Talk About Money in Your House—For Your Kid’s Sake
If you want your child to grow up as a financially responsible adult, it's important that you work on helping him or her with financial fitness.
You might be surprised at how early you can start helping your children learn about money. The important thing is to adapt teaching strategies so they are age-appropriate, and so that your children can learn as they grow.
First: Talk about Money in Your Home
While my parents occasionally brought up the subject of money, it was not something often discussed in the home. If you want your children to be comfortable with money, it is a good idea to talk about finances in your home.
You don’t need to detail your own finances, but make it a point to talk about how you save, how you donate to charity, how you plan for retirement, and discuss the merits of different purchases before you buy them.
We make it a point to talk about our quest for good value, and debate whether or not we want to buy certain things — as well as talk about charitable donations and our investing efforts — when our son is around. We even include him sometimes. It helps your children to see money principles in action.
Teaching Toddlers and Elementary School Children
Visuals are important for young children. It helps to have different envelopes or jars for money that fulfills different purchases. You can put pictures of items on the containers, helping them visualize what the money is for, whether it’s saving for college, donations for others, or a short-term goal like buying a specific toy.
Encourage your child to save up for certain items. Make sure, though, that you make the process achievable within a few weeks. For younger children trying to save up $15 for a toy, it doesn’t make sense to have them toil away for three months. Instead, put together a goal chart that allows them to reach their goal in a more reasonable amount of time, and that allows them to track progress with stickers.
Older children with more potential for earnings/allowance can have bigger, longer goals. But when they’re little, you want them to be excited about earning money, and seeing the effects of saving up.
My son is 10. We’re teaching him a little bit about investing right now, and the power of compound interest.

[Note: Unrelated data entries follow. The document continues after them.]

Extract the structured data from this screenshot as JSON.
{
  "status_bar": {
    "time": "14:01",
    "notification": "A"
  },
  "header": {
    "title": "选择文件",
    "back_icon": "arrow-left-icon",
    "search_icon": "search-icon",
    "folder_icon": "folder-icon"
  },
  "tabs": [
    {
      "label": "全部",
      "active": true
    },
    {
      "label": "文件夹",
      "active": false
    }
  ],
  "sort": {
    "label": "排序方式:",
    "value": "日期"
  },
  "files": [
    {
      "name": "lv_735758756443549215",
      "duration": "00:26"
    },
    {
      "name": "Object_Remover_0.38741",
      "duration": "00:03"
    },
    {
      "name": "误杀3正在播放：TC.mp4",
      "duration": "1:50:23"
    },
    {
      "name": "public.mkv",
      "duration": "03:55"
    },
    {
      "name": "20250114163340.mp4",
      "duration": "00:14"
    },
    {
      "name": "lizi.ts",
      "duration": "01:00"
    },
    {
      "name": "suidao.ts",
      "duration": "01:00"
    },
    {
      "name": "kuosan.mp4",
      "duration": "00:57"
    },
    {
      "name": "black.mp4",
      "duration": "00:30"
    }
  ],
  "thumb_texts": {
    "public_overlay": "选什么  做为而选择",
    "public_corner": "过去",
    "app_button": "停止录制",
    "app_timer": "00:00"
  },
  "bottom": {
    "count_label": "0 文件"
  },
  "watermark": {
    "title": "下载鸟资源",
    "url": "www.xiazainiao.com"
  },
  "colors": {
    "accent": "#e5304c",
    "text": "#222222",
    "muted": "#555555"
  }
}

My son contributes to his 529 alongside us (we have instituted a matching program). We’re also teaching about the downsides of debt. He recently wanted an item that he didn’t have the money for. I let him borrow money — with interest. What he borrowed amounted to three weeks’ worth of allowance. It took him five weeks to repay the debt, since he was required to continue to pay his tithing and put money into savings. He couldn’t buy anything else until that debt was repaid. The lesson was quite striking. Since then, he has had no desire to borrow.

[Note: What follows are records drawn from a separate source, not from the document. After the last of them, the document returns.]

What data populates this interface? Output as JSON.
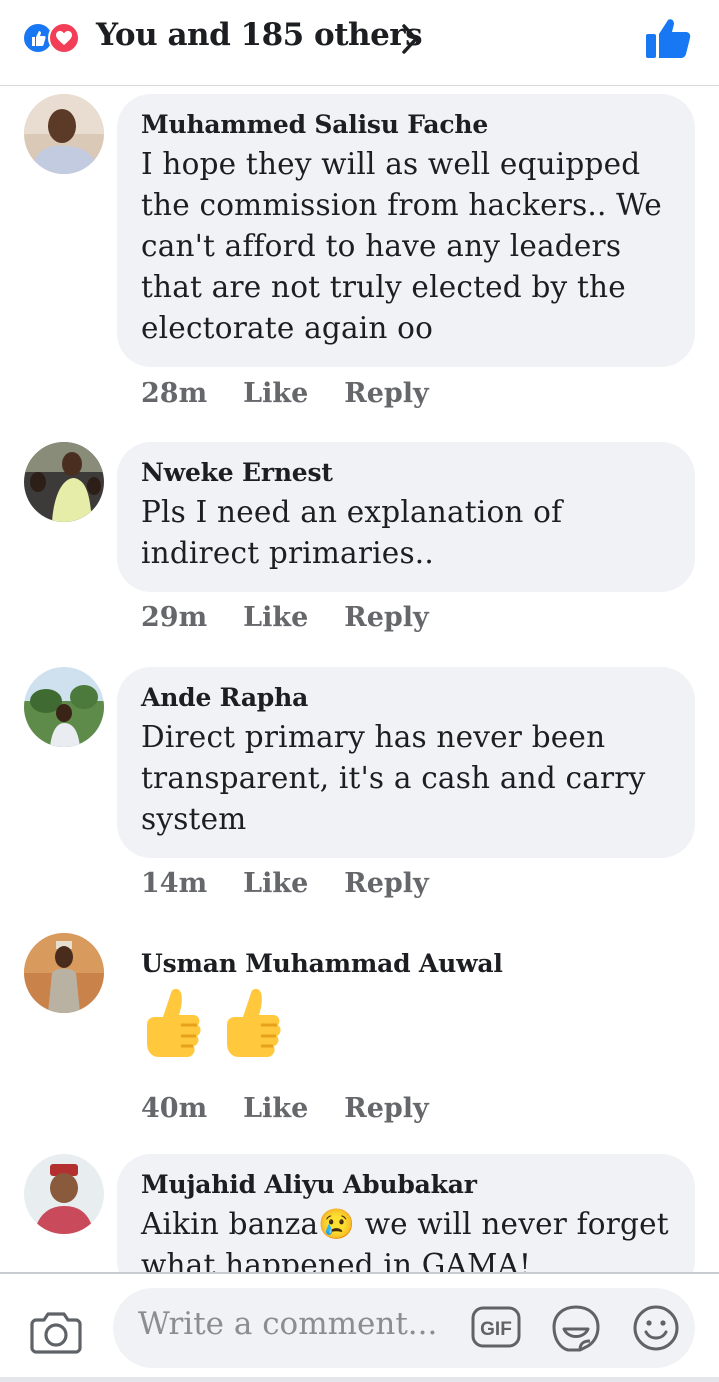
{
  "header": {
    "reactions_text": "You and 185 others",
    "reaction_icons": [
      "like-reaction-icon",
      "love-reaction-icon"
    ],
    "accent_color": "#1877f2",
    "love_color": "#f33e58"
  },
  "comments": [
    {
      "author": "Muhammed Salisu Fache",
      "text": "I hope they will as well equipped the commission from hackers.. We can't afford to have any leaders that are not truly elected by the electorate again oo",
      "time": "28m",
      "like": "Like",
      "reply": "Reply"
    },
    {
      "author": "Nweke Ernest",
      "text": "Pls I need an explanation of indirect primaries..",
      "time": "29m",
      "like": "Like",
      "reply": "Reply"
    },
    {
      "author": "Ande Rapha",
      "text": "Direct primary has never been transparent, it's a cash and carry system",
      "time": "14m",
      "like": "Like",
      "reply": "Reply"
    },
    {
      "author": "Usman Muhammad Auwal",
      "text": "",
      "emojis": [
        "thumbs-up-emoji",
        "thumbs-up-emoji"
      ],
      "time": "40m",
      "like": "Like",
      "reply": "Reply"
    },
    {
      "author": "Mujahid Aliyu Abubakar",
      "text": "Aikin banza😢 we will never forget what happened in GAMA!",
      "time": "",
      "like": "",
      "reply": ""
    }
  ],
  "composer": {
    "placeholder": "Write a comment...",
    "gif_label": "GIF",
    "icons": [
      "camera-icon",
      "gif-icon",
      "sticker-icon",
      "emoji-icon"
    ]
  }
}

You can also start talking about priorities, and choosing to spend on what’s important. Encourage your child to avoid spending on things that they don’t think are very important, and remind him or her that spending on something unimportant now means that it will take longer to save up enough to buy what he or she really wants.

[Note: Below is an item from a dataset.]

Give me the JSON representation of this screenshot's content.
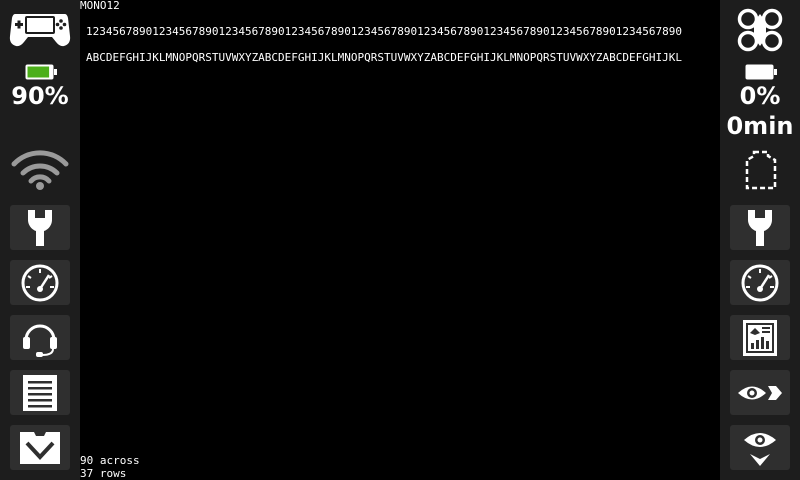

Teens can start to learn more about investing, and about the importance of long-term financial planning. Encourage your teen to open an IRA when he or she gets a first job. Use online games to learn about investing and saving for the future. This is also a good time to open a joint checking account, and teach your teens how to manage money, budget, and track their spending.
By this time, if you have been laying a foundation of saving, and avoiding debt, your teens should already be well on the way toward better money management.